Massachusetts General residents doctors not getting enough sleep
As a Chicago medical malpractice lawyer, I support restrictions on the hours that residents can work. Resident doctors need to be well rested in order to learn and adequately perform complicated surgical procedures, and consequences of overworking residents could be fatal for patients.
Liz Kowalczyk (6/23, The Boston Globe) reports, "Junior surgeons at Massachusetts General Hospital have been working too many hours, in violation of patient safety rules, according to a national accrediting organization that is threatening to put the hospital's surgery training program on probation."
The Accreditation Council for Graduate Medical Education "cited the hospital because a significant number of its surgeons in training, known as residents, were exceeding hour limits and working seven days straight.
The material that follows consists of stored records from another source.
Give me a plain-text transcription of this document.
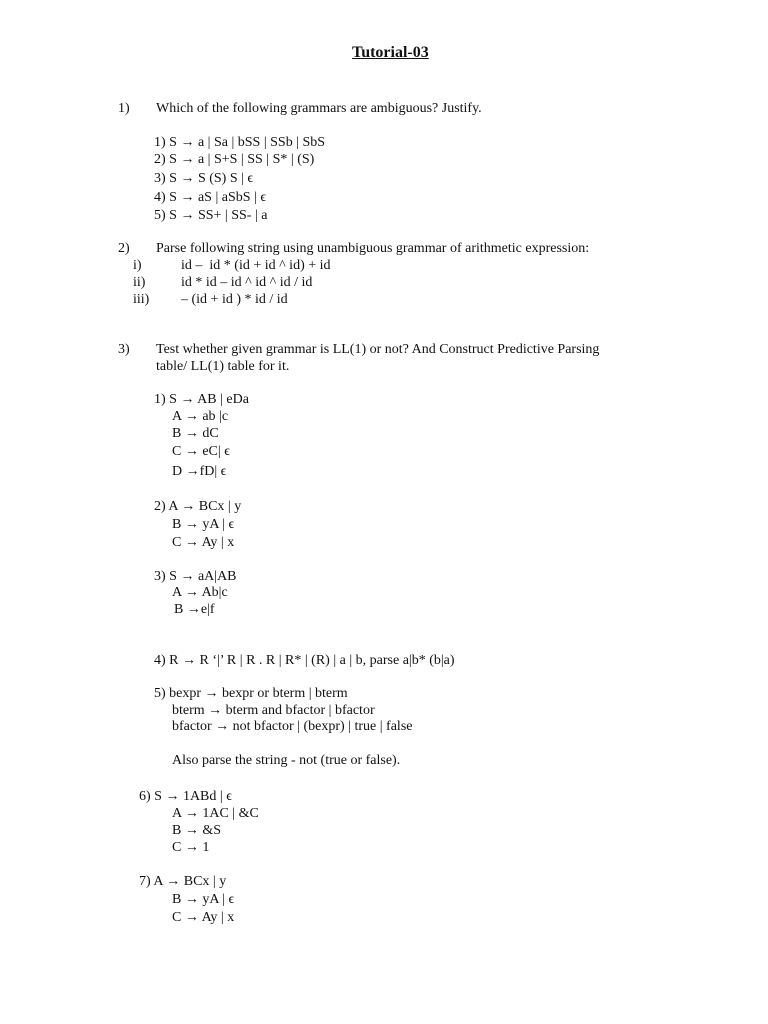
Tutorial-03
1) Which of the following grammars are ambiguous? Justify.
1) S → a | Sa | bSS | SSb | SbS
2) S → a | S+S | SS | S* | (S)
3) S → S (S) S | ϵ
4) S → aS | aSbS | ϵ
5) S → SS+ | SS- | a
2) Parse following string using unambiguous grammar of arithmetic expression:
i)	id –  id * (id + id ^ id) + id
ii)	id * id – id ^ id ^ id / id
iii) – (id + id ) * id / id
3) Test whether given grammar is LL(1) or not? And Construct Predictive Parsing
table/ LL(1) table for it.
1) S → AB | eDa
A → ab |c
B → dC
C → eC| ϵ
D →fD| ϵ
2) A → BCx | y
B → yA | ϵ
C → Ay | x
3) S → aA|AB
A → Ab|c
B →e|f
4) R → R ‘|’ R | R . R | R* | (R) | a | b, parse a|b* (b|a)
5) bexpr → bexpr or bterm | bterm
bterm → bterm and bfactor | bfactor
bfactor → not bfactor | (bexpr) | true | false
Also parse the string - not (true or false).
6) S → 1ABd | ϵ
A → 1AC | &C
B → &S
C → 1
7) A → BCx | y
B → yA | ϵ
C → Ay | x
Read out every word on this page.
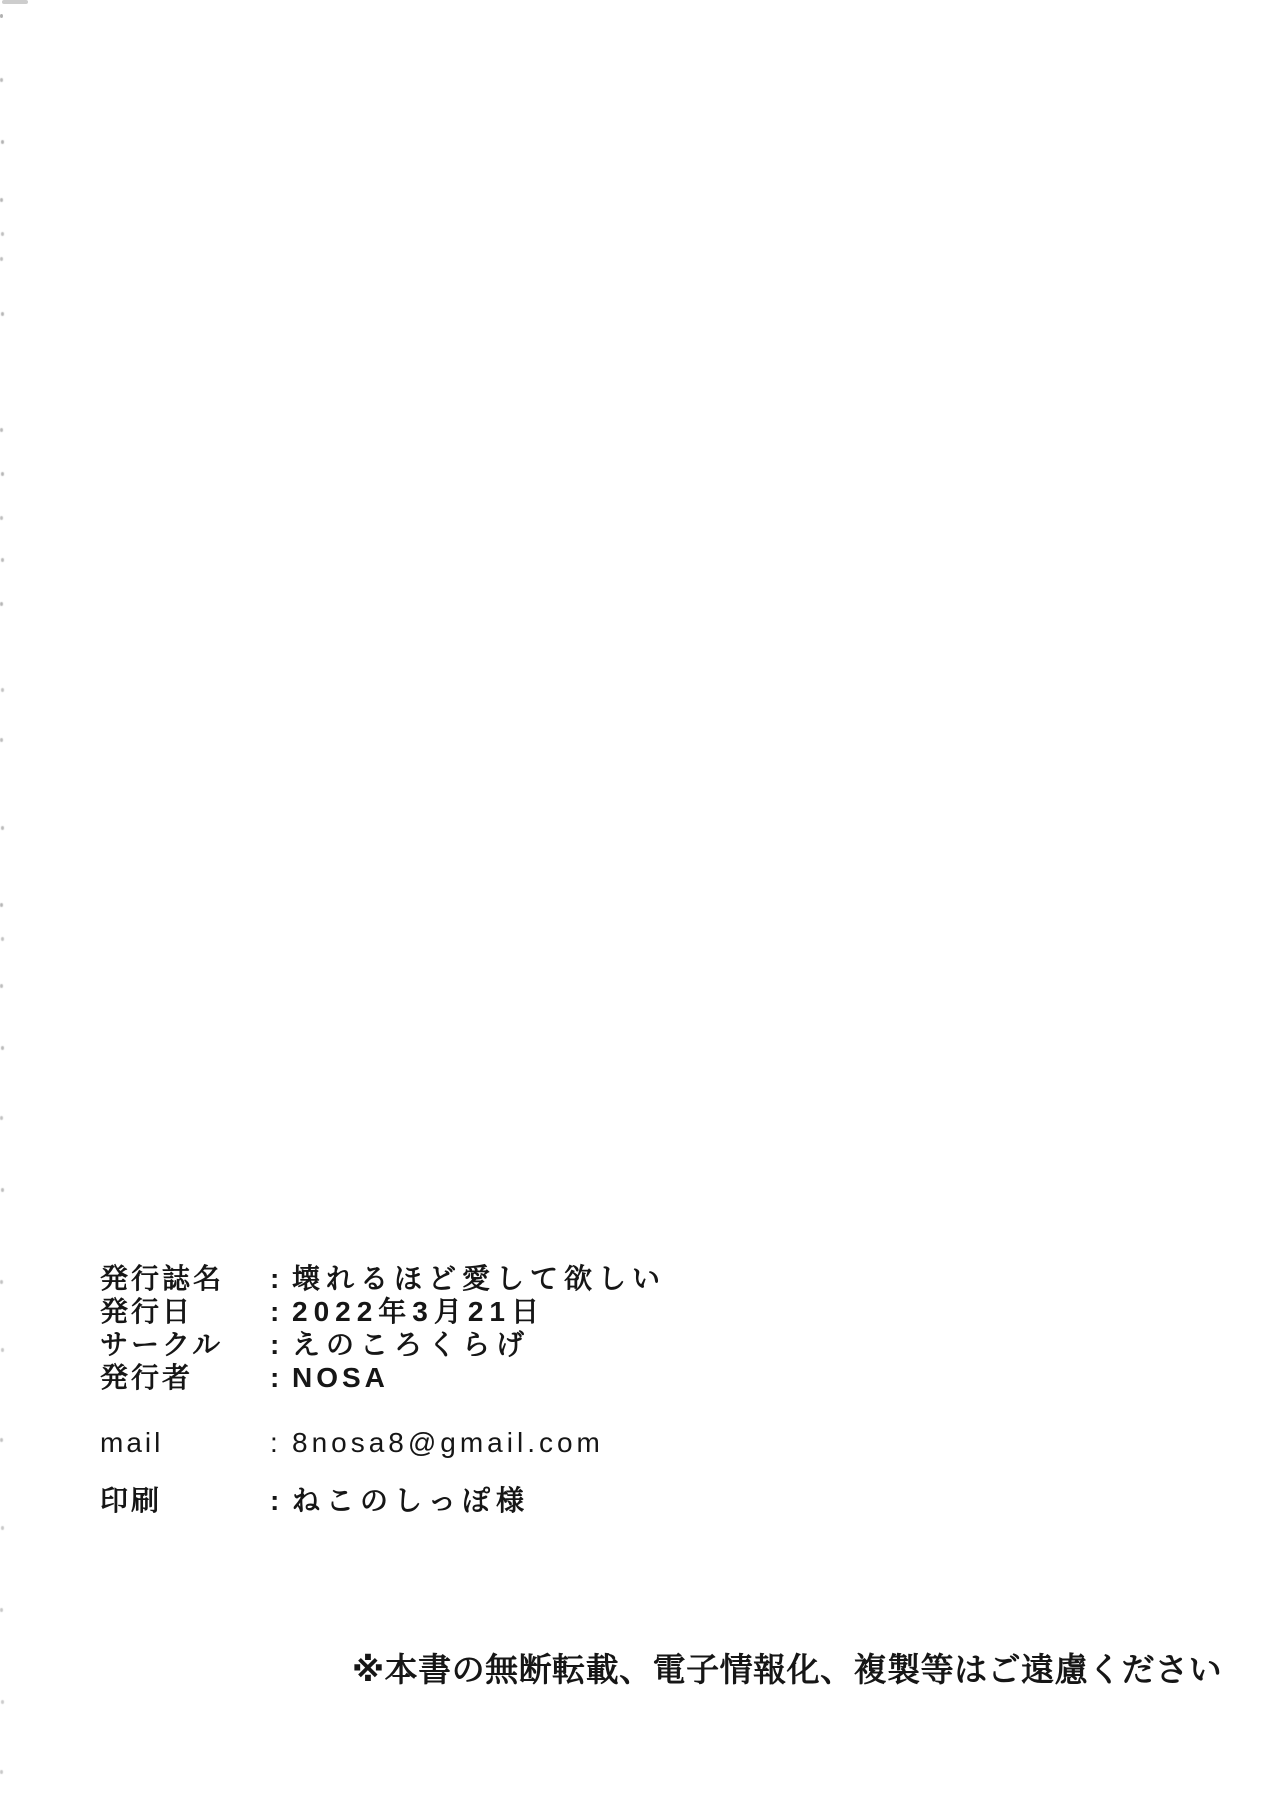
発行誌名 : 壊れるほど愛して欲しい
発行日	: 2022年3月21日
サークル : えのころくらげ
発行者	: NOSA
mail	: 8nosa8@gmail.com
印刷	: ねこのしっぽ様
※本書の無断転載、電子情報化、複製等はご遠慮ください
The organization believes these workloads contribute to fatigue-related mistakes, and has given the hospital until August 15 to fix the problem." The Institute of Medicine, which advises the U.S. government on health policy, "is pushing the council to limit residents' hours even further. It recently recommended that nap time be mandated for residents who work 30-hour overnight shifts."
The most difficult transition has been changing the “resident culture,” as residents do not like the hour restrictions because they feel as though it does not allow them to spend adequate time with patients and forces them to hand off their patients to other doctors mid procedure. However, a well rested physician is less likely to make an error due to fatigue than a physician who has been on call for 30 hours. Avoiding injuries is surely worth any inconveniences caused by the restrictions.